The news of violence against women will always be upsetting, but not surprising. One of the most common things that connects females, is their own story of assault or harassment. As millennials, we were brought up in a time when girls should think about their outfits, their location and unfortunately, other people’s actions. But at the same time, it produced a powerful generation of women who are working endlessly for change.

 

  It doesn’t surprise me that '71% of women of all ages in the UK have experienced some form of sexual harassment in a public space – this number rises to 86% among 18-24-year-olds'*. Considering most of the people I know who experienced these problems happened when they were much younger than this is devastating. Many of these issues don’t even happen in ‘typical’ places, rather, they happen anywhere, no matter what you wear or if it's light outside. Walking down the street in the middle of the day, on public transport (massive well done to 'Sex Education' for accurately portraying this issue with the bus storyline), at work, in bars- it happens in all these places because it has nothing to do with the environment.
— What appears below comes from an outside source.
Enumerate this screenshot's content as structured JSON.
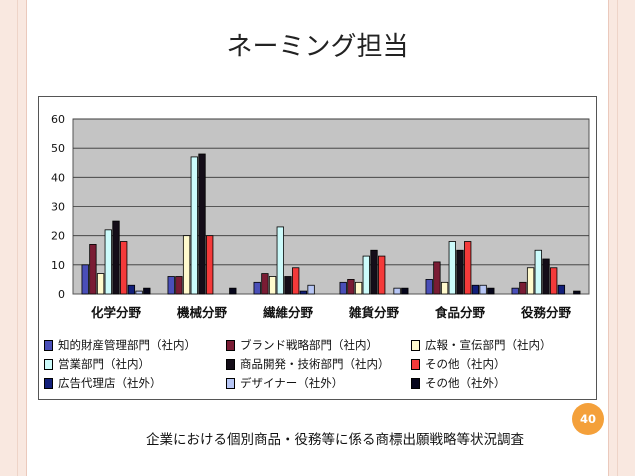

Only the abuser is to blame. If you don’t educate or correct sexism that has been instilled into culture for hundreds of years, it won’t be fixed, but attaches itself from childhood to adulthood.

 

  By telling young girls in school that they can’t wear clothes or uniform that shows, prepare yourselves, their knees or shoulders, they are basically told to take the responsibility of the perpetrator’s actions, whether hypothetical or literal. I’ve seen girls be sent home for this exact reason. Their real education was worth less than the possibility that their normal, everyday clothes would encourage ‘distraction’. Yet at the same time, actual evidence of sexism within schools was limited down to boys will be boys. Guess what this reassures? Inequality towards women and toxic masculinity. Which can only add to the cycle of abuse and misogynistic attitudes that then filters into workplaces and social environments.

 

  The announcement of Sarah Everards murder is tragic. But unfortunately something most girls fear every day, no matter their age, race, religion or sexuality. Hearing the news, it seemed that the first reactions people had were where was she? What was she wearing? Was she being safe? Why was she on her own at night? Sarah Everard did everything right. She was just walking home. As young girls, we’re brought up told to wear the ‘correct’ clothing, to not go out on our own no matter where you are. The preparation to avoid assault or harassment is a standard process in our youth. To this day I still look round my street when I walk home and think about what shoes I should wear in case of an emergency. I, like so many others, have to plan my travel depending on how bright it is outside. To be careful when someone in a car shouts something horrible because I don’t know how he or she would respond. The amount of times myself and others have been harassed is so high that it’s become an expectation when we go out. From experience I know that if I approach the asshole that thinks it’s fun to repeatedly grab girls in bars, I’ll be threatened verbally and physically. Because what's assault to us, is a regular joke to them. I’m extremely grateful for those who do you stand up for women in these situations and others.

 

  So why are these questions still being asked? Why isn’t the first thing people think of when violence against women is involved is ‘why did someone commit this crime?’ We’re still telling people that girls should be aware of their role in this assault, rather than explaining the obvious; the need to end patriarchal systems. Schools need to teach kids about sexism and the power of feminism. Stop prioritising dress codes for girls and limiting their education and start encouraging support. Tell them about the power in empowerment and how to stand up against inequality. We need to focus on mental health and how it affects both men and women. Teach women about their values and rights. I’ve said multiple times that harassment isn’t limited to one gender. It affects everyone and this is an issue that is still in great need of change. Don’t forget, men are STILL being sexually assaulted. Remind them that it's okay to express their emotions and dismantle the stereotypes of masculinity that fuels negativity in the way men treat each other and others. Once we tell boys they don’t need to meet such damaging standards, the more freedom and understanding is gained. If this is changed, the aggressive attitude and behaviour towards women that stems from this has the chance to be destroyed.

 

So, the answer to the problem is never found within the victim. But simply the abuser. It’s clear that more work needs to be done to improve the safety of women. But this change isn’t down to girls; we’ve done our part. It’s time for respect, consent and justice to be taught and acted upon now.

For now I'm dedicating this to all the powerful women I know and everyone fighting in the support for equality.